Their contact details are, in terms of email correspondence, datarequest@datarep.com, and as regards addresses for post, then depending on your EEA location, their address is as set out below (and please ensure that any request is addressed to ‘Data Rep’ as opposed to The Roald Dahl Story Company Limited):

Country	Address
Austria	DataRep, City Tower, Brückenkopfgasse 1/6. Stock, Graz, 8020, Austria
Belgium	DataRep, Place de L'Université 16, Louvain-La-Neuve, Waals Brabant, 1348, Belgium
Bulgaria	DataRep, 132 Mimi Balkanska Str., Sofia, 1540, Bulgaria
Croatia	DataRep, Ground & 9th Floor, Hoto Tower, Savska cesta 32, Zagreb, 10000, Croatia
Cyprus	DataRep, Victory House, 205 Archbishop Makarios Avenue, Limassol, 3030, Cyprus
Czech Republic	DataRep, IQ Ostrava Ground floor, 28. rijna 3346/91, Ostrava-mesto, Moravska, Ostrava, Czech Republic
Denmark	DataRep, Lautruphøj 1-3, Ballerup, 2750, Denmark
Estonia	DataRep, 2nd Floor, Tornimae 5, Tallinn, 10145, Estonia
Finland	DataRep, Luna House, 5.krs, Mannerheimintie 12 B, Helsinki, 00100, Finland
France	DataRep, 72 rue de Lessard, Rouen, 76100, France
Germany	DataRep, 3rd and 4th floor, Altmarkt 10 B/D, Dresden, 01067, Germany
Greece	DataRep, 24 Lagoumitzi str, Athens, 17671, Greece
Hungary	DataRep, President Centre, Kálmán Imre utca 1, Budapest, 1054, Hungary
Iceland	DataRep, Kalkofnsvegur 2, 101 Reykjavík, Iceland
Ireland	DataRep, The Cube, Monahan Road, Cork, T12 H1XY, Republic of Ireland
Italy	DataRep, Viale Giorgio Ribotta 11, Piano 1, Rome, Lazio, 00144, Italy
Latvia	DataRep, 4th & 5th floors, 14 Terbatas Street, Riga, LV-1011, Latvia
Liechtenstein	DataRep, City Tower, Brückenkopfgasse 1/6. Stock, Graz, 8020, Austria
Lithuania	DataRep, 44A Gedimino Avenue, 01110 Vilnius, Lithuania
Luxembourg	DataRep, BPM 335368, Banzelt 4 A, 6921, Roodt-sur-Syre, Luxembourg
Malta	DataRep, Tower Business Centre, 2nd floor, Tower Street, Swatar, BKR4013, Malta
Netherlands	DataRep, Cuserstraat 93, Floor 2 and 3, Amsterdam, 1081 CN, Netherlands
Norway	DataRep, C.J. Hambros Plass 2c, Oslo, 0164, Norway
Poland	DataRep, Budynek Fronton ul Kamienna 21, Krakow, 31-403, Poland
Portugal	DataRep, Torre de Monsanto, Rua Afonso Praça 30, 7th floor, Algès, Lisbon, 1495-061, Portugal
Romania	DataRep, 15 Piaţa Charles de Gaulle, nr. 1-T, Bucureşti, Sectorul 1, 011857, Romania
Slovakia	DataRep, Apollo Business Centre II, Block E / 9th floor, 4D Prievozska, Bratislava, 821 09, Slovakia
Slovenia	DataRep, Trg. Republike 3, Floor 3, Ljubljana, 1000, Slovenia
Spain	DataRep, Calle de Manzanares 4, Madrid, 28005, Spain
Sweden	DataRep, S:t Johannesgatan 2, 4th floor, Malmo, SE - 211 46, Sweden

 

10. THIRD PARTY SITES

Our site may, from time to time, contain links to and from the websites of our partner networks, advertisers, affiliates and other independent third parties.

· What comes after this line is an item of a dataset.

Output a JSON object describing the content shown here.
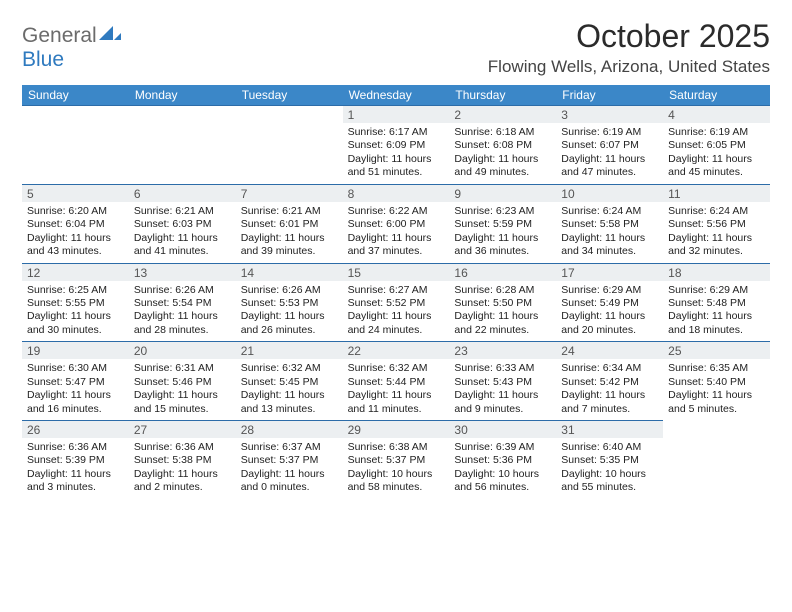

If you follow a link to any of these websites, please note that these websites have their own privacy policies and terms of use and that we do not and none of the Roald Dahl Group accept any responsibility or liability for such policies or their collection or processing of your personal information. Please check these policies and terms before you submit any personal information to these websites.